Admittedly, with the cross-sectional nature of this study, it is not possible to establish a causal relationship between hyperuricemia and MetS. This study could not eliminate the potential effects of underlying diseases, medications used, and dietary habits for these diseases among participants on the present findings. It is possible that residual confounding by these factors may also affect the MetS and SUA link.
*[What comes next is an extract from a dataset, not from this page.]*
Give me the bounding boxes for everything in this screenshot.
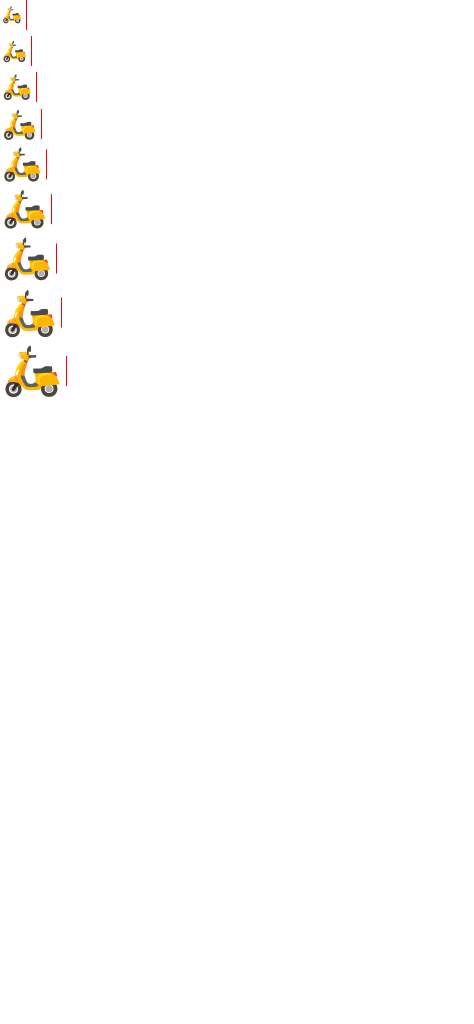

Further population-based prospective studies are needed to elucidate a cause-effect relationship between hyperuricemia and MetS. By using these epidemiologic study findings, it will bring more benefits for health management and prevention of clinical disease.

In conclusion, although hyperuricemia is still not one of the determining factors for MetS, more and more studies are showing that high SUA concentrations are associated with and have negative effects on CVD, insulin resistance, hypertension, and abdominal obesity. Our study also showed that individuals with MetS have higher ratio of having abnormal BP, FPG, TG, WC, and HDL-C than those without MetS. Age, gender, and abnormal SUA were risk factors for MetS as analyzed by the multiple logistic regression models. In addition, a higher SUA concentration is associated with a higher risk of MetS, no matter if the SUA concentrations were divided into three or four groups.

We recommend that dietitians should pay attention to the SUA value in individuals receiving health education for their MetS-related diseases. Related health education should be provided when necessary. As for patients who only have hyperuricemia, dietary health education that is related to MetS should be provided to help the patients control their uric acid value better.